13 MEM. Il a envoyé d'en haut un feu dans mes os, et il m'a châtiée ; il a tendu un rets à mes pieds, et il m'a fait reculer ; il m'a rendue toute désolée et tout épuisée de tristesse pendant tout le jour.
14 NOUN. Le joug que m'ont attiré mes iniquités m'a accablée tout d'un coup ; la main de Dieu en a fait comme un faisceau qui pèse sur mon cou ; ma force en a chancelé ; le Seigneur m'a livrée aux mains de ceux auxquels je ne puis résister.
15 SAMECH. Le Seigneur a retiré du milieu de mon peuple tout ce que j'avais d'hommes de cœur ; il à fait venir contre moi le temps qu'il avait marqué pour réduire en poussière mes jeunes guerriers ; le Seigneur a foulé lui-même au pressoir la vierge, fille de Juda.
16 AÏN. C'est pour cela que je fonds en pleurs, et que mes yeux répandent des ruisseaux de larmes, parce qu'il n'y a auprès de moi personne qui puisse me consoler ni me rendre la vie ; mes enfants sont perdus, parce que l'ennemi est devenu le plus fort.

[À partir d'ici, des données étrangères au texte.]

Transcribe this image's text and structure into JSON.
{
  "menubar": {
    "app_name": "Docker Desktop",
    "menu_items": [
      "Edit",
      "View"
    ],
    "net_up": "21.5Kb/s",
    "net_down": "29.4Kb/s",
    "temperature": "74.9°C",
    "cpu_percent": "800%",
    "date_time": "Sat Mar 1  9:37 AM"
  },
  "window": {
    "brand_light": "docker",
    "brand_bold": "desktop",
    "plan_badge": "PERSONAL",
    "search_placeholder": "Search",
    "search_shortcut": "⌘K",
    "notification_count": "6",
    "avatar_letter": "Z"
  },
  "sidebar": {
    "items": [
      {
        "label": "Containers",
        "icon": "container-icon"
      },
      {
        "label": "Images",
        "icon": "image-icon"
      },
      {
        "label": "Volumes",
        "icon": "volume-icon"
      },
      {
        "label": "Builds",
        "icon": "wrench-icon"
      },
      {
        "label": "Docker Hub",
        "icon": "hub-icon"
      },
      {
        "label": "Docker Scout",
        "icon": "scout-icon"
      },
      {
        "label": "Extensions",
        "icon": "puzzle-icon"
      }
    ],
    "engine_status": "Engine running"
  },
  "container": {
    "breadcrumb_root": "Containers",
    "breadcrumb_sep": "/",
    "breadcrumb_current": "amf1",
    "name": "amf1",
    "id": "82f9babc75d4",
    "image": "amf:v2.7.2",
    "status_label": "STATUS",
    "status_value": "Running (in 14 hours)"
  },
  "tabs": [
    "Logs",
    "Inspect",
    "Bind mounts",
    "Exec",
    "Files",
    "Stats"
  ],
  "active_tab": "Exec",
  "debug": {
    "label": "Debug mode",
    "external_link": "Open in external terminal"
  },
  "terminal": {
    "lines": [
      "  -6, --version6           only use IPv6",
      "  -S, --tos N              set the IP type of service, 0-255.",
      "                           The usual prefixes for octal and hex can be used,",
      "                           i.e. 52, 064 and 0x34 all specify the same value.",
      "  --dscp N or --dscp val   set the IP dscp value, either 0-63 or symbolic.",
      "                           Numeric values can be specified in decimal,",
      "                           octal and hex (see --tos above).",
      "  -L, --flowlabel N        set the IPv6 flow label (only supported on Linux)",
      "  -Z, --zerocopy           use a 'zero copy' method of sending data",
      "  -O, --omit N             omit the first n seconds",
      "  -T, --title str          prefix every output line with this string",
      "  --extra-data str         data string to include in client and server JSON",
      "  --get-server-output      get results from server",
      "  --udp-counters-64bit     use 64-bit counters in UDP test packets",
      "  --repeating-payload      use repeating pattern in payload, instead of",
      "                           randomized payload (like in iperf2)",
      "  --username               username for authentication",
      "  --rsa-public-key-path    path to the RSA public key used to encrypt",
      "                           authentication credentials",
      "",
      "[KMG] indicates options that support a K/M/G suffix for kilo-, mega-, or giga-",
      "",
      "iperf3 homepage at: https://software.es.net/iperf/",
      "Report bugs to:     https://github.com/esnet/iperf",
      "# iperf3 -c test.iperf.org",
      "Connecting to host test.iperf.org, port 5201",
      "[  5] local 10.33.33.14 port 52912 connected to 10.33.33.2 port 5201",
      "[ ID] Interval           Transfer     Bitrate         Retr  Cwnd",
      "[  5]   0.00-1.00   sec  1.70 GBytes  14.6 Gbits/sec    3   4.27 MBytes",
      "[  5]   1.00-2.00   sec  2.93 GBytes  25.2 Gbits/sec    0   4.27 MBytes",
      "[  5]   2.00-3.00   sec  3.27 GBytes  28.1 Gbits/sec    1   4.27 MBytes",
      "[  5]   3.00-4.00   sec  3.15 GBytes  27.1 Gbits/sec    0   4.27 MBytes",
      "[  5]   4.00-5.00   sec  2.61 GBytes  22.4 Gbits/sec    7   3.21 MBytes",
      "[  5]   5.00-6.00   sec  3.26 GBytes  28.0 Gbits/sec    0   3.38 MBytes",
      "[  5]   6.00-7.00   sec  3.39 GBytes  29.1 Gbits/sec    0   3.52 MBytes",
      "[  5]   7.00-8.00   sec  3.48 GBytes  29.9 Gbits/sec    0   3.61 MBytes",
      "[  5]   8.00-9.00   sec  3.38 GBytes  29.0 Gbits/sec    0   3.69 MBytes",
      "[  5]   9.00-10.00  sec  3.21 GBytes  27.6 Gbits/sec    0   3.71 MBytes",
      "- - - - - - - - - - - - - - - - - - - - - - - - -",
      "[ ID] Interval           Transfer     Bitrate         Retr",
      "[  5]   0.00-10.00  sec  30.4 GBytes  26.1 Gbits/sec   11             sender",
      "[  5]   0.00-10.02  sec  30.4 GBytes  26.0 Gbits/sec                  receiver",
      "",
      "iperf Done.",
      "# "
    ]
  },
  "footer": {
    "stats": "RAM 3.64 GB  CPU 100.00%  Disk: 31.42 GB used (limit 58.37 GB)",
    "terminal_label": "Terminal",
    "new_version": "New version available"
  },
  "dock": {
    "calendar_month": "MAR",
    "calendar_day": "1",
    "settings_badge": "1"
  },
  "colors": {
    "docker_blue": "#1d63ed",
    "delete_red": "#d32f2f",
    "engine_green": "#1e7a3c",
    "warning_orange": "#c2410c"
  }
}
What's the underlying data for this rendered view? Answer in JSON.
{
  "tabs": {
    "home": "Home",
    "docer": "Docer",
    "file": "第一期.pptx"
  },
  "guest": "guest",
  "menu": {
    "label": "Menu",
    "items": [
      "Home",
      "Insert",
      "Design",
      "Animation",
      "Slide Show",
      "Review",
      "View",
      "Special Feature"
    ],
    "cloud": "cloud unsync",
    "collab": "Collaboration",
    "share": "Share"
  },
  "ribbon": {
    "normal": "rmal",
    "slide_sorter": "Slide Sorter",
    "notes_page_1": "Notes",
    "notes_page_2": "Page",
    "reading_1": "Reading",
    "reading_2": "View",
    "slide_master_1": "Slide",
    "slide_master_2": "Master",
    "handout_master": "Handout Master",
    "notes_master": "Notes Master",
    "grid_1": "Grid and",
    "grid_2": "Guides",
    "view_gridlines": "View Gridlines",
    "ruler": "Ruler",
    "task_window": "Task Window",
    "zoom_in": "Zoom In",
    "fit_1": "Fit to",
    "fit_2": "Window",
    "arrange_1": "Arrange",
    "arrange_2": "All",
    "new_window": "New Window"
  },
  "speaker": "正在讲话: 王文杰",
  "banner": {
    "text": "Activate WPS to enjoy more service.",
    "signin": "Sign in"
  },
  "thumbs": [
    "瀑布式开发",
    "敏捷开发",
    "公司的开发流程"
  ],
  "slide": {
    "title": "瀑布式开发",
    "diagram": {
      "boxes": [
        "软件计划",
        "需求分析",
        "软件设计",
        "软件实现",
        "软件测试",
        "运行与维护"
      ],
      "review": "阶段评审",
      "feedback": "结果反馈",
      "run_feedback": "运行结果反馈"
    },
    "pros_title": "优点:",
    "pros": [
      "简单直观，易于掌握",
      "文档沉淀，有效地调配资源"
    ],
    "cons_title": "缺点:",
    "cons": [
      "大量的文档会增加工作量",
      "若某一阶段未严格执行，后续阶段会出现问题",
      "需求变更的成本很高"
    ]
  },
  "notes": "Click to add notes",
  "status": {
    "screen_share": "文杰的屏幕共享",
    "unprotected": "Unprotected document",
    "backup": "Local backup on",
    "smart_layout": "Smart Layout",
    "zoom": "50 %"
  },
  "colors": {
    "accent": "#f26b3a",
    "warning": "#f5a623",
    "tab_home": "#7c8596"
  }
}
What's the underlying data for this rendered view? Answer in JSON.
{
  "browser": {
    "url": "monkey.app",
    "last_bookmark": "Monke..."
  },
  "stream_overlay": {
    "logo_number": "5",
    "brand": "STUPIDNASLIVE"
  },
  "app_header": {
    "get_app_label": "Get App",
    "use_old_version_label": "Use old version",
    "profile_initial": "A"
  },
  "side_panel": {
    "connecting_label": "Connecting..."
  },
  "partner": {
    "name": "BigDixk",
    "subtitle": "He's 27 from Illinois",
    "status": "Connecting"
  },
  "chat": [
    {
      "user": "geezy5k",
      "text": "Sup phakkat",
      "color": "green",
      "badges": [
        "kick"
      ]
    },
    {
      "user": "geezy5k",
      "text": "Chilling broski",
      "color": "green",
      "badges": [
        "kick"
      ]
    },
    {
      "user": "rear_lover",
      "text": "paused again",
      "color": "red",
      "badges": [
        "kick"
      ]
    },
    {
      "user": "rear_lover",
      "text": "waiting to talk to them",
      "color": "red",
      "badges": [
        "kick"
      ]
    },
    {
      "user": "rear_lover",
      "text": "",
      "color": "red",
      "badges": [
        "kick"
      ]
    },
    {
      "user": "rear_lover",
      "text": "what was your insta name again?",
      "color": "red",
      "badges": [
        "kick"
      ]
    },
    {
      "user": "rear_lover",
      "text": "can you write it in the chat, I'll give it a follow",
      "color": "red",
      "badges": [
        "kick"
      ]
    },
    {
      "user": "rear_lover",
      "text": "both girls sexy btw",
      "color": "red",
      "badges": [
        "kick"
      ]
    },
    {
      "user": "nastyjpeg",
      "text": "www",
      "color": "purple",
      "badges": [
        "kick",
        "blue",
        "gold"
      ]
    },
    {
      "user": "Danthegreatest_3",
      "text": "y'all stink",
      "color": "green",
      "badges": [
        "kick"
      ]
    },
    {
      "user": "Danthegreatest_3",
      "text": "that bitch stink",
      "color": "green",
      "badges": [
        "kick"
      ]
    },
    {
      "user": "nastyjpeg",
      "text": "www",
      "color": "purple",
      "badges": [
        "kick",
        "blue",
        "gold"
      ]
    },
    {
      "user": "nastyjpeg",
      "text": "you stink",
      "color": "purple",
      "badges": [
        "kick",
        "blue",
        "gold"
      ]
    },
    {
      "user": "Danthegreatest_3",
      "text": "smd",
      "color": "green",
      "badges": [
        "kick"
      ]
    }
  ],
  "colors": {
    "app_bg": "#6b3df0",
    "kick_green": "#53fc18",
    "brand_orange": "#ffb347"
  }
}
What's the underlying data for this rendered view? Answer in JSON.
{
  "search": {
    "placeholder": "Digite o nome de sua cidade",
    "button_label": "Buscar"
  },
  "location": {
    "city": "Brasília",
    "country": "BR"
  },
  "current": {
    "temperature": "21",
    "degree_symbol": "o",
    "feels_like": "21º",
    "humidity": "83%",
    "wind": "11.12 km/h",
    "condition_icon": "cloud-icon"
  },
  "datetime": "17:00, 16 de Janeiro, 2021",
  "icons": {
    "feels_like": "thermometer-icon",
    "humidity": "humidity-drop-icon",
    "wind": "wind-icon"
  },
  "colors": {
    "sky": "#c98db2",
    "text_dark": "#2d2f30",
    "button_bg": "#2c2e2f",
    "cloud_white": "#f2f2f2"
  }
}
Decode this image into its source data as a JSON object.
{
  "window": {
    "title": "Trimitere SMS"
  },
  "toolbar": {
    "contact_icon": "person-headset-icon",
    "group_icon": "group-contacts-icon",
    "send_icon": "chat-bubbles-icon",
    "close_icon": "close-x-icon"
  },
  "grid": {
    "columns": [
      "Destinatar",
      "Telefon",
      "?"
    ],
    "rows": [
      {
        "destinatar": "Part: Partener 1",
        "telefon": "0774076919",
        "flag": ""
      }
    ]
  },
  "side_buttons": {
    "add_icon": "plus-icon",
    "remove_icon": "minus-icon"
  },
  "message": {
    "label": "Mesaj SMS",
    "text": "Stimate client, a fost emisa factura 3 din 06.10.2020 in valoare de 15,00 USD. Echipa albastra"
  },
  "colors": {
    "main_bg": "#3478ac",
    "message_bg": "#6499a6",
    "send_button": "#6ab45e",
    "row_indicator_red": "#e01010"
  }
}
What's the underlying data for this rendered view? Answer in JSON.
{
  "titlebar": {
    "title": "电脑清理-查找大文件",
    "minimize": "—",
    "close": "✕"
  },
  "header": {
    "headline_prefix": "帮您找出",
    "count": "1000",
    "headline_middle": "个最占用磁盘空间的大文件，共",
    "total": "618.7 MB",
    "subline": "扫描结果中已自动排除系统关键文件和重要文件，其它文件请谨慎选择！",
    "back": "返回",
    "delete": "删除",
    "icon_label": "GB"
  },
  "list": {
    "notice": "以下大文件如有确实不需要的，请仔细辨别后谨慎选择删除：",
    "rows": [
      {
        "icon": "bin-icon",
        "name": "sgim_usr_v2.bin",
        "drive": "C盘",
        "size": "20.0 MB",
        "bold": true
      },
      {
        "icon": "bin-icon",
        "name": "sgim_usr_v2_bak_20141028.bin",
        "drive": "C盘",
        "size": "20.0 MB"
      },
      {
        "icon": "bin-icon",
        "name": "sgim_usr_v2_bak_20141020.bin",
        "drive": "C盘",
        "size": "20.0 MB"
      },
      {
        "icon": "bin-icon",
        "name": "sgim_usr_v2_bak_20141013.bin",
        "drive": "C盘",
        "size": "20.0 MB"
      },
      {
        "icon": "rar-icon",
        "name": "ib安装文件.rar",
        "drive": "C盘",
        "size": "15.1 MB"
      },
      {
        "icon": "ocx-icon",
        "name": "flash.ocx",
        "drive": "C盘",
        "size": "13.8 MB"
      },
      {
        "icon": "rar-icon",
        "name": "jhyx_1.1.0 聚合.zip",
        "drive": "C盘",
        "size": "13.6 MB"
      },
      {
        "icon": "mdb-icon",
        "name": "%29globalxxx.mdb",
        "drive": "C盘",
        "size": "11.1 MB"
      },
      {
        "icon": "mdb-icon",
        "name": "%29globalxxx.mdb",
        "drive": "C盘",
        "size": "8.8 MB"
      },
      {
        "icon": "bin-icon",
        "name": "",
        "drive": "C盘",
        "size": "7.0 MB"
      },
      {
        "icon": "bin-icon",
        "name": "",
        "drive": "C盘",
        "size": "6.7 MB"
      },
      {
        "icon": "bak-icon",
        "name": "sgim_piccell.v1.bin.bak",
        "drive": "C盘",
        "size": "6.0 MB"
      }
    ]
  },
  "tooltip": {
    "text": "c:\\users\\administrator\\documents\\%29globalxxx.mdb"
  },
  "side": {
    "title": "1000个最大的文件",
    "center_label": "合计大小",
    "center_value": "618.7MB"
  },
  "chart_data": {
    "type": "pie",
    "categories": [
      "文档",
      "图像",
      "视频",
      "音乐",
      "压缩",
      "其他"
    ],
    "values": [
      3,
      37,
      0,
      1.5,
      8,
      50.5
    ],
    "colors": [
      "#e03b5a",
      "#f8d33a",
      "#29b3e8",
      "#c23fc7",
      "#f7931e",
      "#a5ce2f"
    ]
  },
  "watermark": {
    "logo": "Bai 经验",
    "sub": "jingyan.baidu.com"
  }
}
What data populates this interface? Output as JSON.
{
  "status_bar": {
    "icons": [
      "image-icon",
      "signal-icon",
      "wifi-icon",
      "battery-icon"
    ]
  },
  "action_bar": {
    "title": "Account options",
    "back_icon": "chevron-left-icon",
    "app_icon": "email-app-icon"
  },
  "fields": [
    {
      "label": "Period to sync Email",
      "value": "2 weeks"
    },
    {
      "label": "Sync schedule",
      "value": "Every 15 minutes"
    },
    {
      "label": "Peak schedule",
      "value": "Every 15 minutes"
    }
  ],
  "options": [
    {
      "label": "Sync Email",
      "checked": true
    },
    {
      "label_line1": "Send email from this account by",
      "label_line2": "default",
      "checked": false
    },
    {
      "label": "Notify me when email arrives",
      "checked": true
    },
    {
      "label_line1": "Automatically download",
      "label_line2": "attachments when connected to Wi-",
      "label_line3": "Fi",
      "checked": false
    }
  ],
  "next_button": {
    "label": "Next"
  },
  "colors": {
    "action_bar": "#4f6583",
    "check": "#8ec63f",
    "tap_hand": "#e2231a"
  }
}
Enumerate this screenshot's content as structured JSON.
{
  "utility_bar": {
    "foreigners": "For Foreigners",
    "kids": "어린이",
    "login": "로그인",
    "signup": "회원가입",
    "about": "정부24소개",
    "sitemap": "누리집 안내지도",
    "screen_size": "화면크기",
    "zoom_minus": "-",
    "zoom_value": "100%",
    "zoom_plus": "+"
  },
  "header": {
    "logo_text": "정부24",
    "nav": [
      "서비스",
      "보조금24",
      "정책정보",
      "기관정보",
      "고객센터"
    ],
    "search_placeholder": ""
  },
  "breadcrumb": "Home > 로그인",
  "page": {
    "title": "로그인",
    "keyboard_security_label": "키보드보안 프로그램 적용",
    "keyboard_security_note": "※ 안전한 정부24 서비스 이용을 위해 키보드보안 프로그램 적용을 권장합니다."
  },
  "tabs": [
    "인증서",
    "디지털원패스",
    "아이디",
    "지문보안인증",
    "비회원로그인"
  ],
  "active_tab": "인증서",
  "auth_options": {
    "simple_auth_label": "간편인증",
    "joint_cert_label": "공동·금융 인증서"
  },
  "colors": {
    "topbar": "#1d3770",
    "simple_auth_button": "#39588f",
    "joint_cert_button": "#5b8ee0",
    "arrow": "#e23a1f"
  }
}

17 PHÉ. Sion a étendu ses mains, et il n'y a eu personne pour la consoler. Le Seigneur a ordonné aux ennemis de Jacob de venir l'attaquer de toutes parts ; Jérusalem est devenue au milieu d'eux comme une femme souillée de ses impuretés.
18 TSADÉ. Le Seigneur est juste, parce que je me suis attiré sa colère en désobéissant à sa parole ; peuples, écoutez tous, je vous en conjure ! et considérez ma douleur : mes vierges et mes jeunes hommes ont été menés en captivité.
19 COPH. J'ai appelé mes amants et ils ont trompé mon espérance : mes prêtres et mes vieillards ont été consumés dans la ville lorsqu'ils voulaient chercher quelque nourriture pour soutenir leur vie.
20 RESH. Seigneur, considérez quelle est mon affliction ! mes entrailles sont émues, mon cœur est renversé en moi-même, parce que j'ai été bien rebelle. L'épée tue mes enfants au dehors, tandis qu'au-dedans règne la mort.
21 SHIN. Ils entendent mes gémissements, et il n'y a personne qui me console ; tous mes ennemis ont appris mon malheur, et ils se réjouissent de ce que vous m'avez réduite en cet état ; mais quand le jour sera arrivé, que vous avez annoncé, ils deviendront semblables à moi.
22 THAU. Que tout le mal qu'ils ont commis se présente devant vous ! traitez-les comme vous m'avez traitée, à cause de toutes mes iniquités ; car mes soupirs redoublent sans cesse, et mon cœur est accablé de douleur.